Until my eyes bled, I spent the day today transcribing those letters to the best of my abilities. Click the link to delve into the minds and hearts of the deceased members of the Dickson family, in their own words...

http://jermalism.blogspot.ca/2013/05/abandonment-issues-dickson-family.html





Mrs. G Dickson by jerm IX, on Flickr




To mock a killing bird by jerm IX, on Flickr




THE Ingersoll Times - September 16, 1975 by jerm IX, on Flickr




Monkey business by jerm IX, on Flickr




Deady bear by jerm IX, on Flickr




Undressed by jerm IX, on Flickr




Alexander Dickson's Voter Registration Certificate by jerm IX, on Flickr




Now I lay me down to sleep by jerm IX, on Flickr


----------



## UEP-Wales (May 26, 2013)

Simply "WOW"! You always seem to catch the emotional side of the places you visit, very inspirational


----------



## jerm IX (May 26, 2013)

Thanks a lot SW. Appreciate that.


----------



## Sshhhh... (May 26, 2013)

Thought provoking and wonderful pics! Looks like an interesting explore, thanks for sharing


----------



## Judderman62 (May 27, 2013)

superb thanks for sharing that


----------



## jerm IX (May 27, 2013)

Thanks for looking Sshhhh & Judder. Glad you enjoyed it.


----------



## NakedEye (May 29, 2013)

I ignored this for a while fearing extreme envy induced anxiety if i peeked.....now I need beta blockers!
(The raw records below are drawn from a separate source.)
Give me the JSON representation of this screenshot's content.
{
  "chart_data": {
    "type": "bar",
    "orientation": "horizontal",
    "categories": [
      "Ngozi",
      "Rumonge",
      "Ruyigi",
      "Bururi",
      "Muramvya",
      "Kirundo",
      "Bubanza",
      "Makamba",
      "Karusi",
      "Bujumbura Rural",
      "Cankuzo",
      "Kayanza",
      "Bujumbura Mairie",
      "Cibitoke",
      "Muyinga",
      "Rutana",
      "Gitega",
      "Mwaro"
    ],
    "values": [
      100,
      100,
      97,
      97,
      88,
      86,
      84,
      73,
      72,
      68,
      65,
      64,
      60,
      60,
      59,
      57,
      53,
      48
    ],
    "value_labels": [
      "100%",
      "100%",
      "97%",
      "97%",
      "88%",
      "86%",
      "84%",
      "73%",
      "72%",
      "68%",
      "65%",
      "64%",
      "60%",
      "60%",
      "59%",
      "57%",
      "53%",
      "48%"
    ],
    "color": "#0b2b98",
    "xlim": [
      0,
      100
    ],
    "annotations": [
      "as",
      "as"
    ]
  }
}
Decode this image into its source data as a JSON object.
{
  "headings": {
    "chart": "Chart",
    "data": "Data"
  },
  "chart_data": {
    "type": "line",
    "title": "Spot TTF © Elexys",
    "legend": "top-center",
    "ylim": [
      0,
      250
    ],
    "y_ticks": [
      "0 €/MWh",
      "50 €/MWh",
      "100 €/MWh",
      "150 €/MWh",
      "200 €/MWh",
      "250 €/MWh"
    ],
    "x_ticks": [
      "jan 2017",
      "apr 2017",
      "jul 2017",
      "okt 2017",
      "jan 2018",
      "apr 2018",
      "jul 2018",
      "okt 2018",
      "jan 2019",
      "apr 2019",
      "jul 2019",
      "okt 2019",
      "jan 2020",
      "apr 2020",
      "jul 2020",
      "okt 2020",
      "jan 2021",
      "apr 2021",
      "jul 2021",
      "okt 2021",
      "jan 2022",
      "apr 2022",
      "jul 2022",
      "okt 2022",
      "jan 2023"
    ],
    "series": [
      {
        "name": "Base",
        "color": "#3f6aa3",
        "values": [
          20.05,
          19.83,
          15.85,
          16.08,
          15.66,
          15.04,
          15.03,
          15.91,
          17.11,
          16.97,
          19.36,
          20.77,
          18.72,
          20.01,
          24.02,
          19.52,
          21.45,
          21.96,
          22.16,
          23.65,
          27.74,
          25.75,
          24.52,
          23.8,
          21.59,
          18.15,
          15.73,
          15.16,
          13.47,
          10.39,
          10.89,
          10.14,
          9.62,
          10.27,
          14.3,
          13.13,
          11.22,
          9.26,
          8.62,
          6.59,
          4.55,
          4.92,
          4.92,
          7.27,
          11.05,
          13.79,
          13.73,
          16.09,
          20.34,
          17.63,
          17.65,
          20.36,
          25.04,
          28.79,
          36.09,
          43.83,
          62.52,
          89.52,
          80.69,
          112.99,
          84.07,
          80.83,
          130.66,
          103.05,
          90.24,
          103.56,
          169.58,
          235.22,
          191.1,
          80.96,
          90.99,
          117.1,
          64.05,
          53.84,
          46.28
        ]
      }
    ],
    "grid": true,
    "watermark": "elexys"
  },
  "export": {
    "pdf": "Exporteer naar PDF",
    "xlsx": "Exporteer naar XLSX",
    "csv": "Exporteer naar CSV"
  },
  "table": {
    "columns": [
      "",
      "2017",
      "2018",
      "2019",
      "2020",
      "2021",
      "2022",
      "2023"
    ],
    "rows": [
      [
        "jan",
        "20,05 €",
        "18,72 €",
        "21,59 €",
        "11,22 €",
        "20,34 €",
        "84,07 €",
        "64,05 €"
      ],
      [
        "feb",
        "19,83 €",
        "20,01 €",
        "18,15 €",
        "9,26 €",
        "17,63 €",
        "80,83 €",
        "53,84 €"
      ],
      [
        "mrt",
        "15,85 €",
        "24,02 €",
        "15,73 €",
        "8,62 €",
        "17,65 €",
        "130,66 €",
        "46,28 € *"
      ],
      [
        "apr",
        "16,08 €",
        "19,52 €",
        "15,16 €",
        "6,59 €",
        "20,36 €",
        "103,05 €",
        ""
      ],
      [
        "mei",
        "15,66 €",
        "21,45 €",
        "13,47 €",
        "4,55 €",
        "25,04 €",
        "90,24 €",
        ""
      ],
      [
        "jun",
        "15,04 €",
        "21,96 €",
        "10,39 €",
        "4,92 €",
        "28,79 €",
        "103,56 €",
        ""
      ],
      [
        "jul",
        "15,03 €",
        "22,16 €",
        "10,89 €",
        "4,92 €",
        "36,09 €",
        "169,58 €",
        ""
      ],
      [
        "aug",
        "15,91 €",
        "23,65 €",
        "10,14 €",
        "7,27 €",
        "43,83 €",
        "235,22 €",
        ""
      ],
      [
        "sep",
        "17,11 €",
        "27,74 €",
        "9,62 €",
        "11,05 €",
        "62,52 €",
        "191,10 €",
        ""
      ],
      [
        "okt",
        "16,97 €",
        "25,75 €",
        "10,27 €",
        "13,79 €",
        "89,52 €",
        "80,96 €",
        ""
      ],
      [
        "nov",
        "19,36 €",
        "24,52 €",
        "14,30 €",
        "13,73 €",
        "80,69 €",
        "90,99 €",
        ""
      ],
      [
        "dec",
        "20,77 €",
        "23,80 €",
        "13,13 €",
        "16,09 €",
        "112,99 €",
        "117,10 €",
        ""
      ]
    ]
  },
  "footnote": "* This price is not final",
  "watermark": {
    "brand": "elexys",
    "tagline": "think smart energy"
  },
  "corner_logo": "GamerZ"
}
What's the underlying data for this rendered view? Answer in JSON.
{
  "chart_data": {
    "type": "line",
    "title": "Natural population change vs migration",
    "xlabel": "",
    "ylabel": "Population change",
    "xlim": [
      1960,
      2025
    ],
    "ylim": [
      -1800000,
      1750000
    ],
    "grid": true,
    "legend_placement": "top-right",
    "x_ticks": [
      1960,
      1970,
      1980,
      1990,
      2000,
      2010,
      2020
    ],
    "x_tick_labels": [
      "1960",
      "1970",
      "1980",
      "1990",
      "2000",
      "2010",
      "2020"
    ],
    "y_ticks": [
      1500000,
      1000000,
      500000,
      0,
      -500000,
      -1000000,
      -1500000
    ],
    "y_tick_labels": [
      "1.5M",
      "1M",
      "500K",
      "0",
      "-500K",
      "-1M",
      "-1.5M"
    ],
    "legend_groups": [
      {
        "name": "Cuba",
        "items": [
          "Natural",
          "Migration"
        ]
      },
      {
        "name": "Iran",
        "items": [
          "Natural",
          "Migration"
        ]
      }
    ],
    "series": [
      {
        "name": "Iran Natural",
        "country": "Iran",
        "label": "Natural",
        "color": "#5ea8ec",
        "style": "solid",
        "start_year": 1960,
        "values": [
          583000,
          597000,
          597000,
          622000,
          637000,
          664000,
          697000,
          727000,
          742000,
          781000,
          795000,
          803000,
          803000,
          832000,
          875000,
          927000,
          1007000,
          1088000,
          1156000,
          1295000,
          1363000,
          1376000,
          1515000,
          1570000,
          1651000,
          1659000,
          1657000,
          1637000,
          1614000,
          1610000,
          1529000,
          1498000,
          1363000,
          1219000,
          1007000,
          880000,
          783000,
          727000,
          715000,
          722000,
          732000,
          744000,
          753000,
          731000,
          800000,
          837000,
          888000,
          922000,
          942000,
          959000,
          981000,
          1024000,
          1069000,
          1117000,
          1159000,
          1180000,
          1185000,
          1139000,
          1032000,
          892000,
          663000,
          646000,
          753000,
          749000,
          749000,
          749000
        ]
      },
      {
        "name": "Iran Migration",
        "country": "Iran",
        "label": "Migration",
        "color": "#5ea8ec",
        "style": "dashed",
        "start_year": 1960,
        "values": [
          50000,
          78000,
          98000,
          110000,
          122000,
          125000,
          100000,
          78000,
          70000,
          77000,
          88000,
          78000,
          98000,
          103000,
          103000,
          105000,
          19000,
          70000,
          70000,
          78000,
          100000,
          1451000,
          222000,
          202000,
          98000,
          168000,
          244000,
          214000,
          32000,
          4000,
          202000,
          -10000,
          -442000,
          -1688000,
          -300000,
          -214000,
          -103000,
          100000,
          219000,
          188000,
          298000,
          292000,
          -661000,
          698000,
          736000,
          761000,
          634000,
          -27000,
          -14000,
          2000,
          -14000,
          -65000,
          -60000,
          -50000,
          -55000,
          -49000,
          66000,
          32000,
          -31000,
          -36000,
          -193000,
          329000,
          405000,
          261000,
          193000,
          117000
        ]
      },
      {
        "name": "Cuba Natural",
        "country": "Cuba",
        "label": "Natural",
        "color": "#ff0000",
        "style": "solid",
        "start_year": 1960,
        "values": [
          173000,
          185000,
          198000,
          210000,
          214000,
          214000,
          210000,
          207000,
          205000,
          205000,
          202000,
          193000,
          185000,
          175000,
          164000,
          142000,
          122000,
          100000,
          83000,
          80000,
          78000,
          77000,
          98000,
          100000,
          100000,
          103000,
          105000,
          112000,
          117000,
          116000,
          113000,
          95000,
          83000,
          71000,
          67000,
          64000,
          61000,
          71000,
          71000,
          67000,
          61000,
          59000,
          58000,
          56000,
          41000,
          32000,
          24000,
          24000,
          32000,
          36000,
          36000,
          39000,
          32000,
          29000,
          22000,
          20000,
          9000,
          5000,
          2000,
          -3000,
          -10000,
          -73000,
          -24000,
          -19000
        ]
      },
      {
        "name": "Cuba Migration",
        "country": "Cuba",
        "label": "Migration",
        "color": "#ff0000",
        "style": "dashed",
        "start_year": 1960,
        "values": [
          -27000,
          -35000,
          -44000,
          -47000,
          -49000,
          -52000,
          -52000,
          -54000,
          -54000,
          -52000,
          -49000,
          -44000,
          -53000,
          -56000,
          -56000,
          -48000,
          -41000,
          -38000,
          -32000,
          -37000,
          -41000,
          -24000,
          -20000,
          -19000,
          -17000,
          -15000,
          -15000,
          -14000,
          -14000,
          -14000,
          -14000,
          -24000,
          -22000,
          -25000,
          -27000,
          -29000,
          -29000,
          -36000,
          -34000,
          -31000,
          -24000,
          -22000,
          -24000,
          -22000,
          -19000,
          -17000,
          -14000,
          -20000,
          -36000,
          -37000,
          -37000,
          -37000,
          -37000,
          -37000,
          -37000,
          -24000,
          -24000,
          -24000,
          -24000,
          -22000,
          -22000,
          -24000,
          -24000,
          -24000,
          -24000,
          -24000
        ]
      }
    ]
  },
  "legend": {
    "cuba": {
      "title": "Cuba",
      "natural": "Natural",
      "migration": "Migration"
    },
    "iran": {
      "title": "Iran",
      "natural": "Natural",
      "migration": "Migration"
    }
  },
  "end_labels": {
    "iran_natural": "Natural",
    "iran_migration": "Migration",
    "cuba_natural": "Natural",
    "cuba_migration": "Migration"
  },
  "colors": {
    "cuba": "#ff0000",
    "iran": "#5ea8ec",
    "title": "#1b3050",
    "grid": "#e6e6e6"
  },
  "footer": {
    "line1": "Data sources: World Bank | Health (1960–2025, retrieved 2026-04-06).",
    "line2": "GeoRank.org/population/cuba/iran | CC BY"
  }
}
Oozes charm and history this place and you've captured it well....the teddy bear in the cradle type thing by the window is a dream come true!! [admit it - you put it there!!] cheers for posting this, loved it


----------



## jerm IX (Jun 3, 2013)

Thank you NakedEye. But no I did not put the teddy bear there. That must have been another explorer. With the exception of placing an item I dig up onto a ledge or table for a clean shot I don't move things around or stage scenes. 
I like that as I found it look in the shots.


----------



## Lusker (Jun 5, 2013)

Great set of pictures Jerm


----------



## Wendy Lou (Jun 7, 2013)

Love the pics, that place is great!


----------



## jerm IX (Jun 9, 2013)

Able thanks again peeps. This one was special for sure. Be sure to click the link to to the blog and read all the letters I transcribed. They were so rad.


----------



## Stealthstar79 (Jun 10, 2013)

Fantastic report!
Thanks..


----------



## oddity (Jun 10, 2013)

Fascinating stuff! Had to read that carefully and pass the link to your blog on to my Dad who's doing our family tree...that's my Surname! It's a long shot and not aware of any distant relatives in Canada but they did originate in Scotland, so who knows!

Excellent report anyway!


----------



## Neverwillchange (Jun 10, 2013)

Top quality pics and report many thanks.


----------



## flyboys90 (Jun 11, 2013)

Superb report & photos thanks for sharing.


----------



## jerm IX (Jun 24, 2013)

Thanks again everyone. I'll say again how much I enjoy the positive vibes 'round here.



oddity said:


> Fascinating stuff! Had to read that carefully and pass the link to your blog on to my Dad who's doing our family tree...that's my Surname! It's a long shot and not aware of any distant relatives in Canada but they did originate in Scotland, so who knows!
> 
> Excellent report anyway!



THIS. This is my favorite kind of response. This personal connection made by someone. Whether the family is connected or not, it struck a chord with you. That is so powerful to me. Thank you.


----------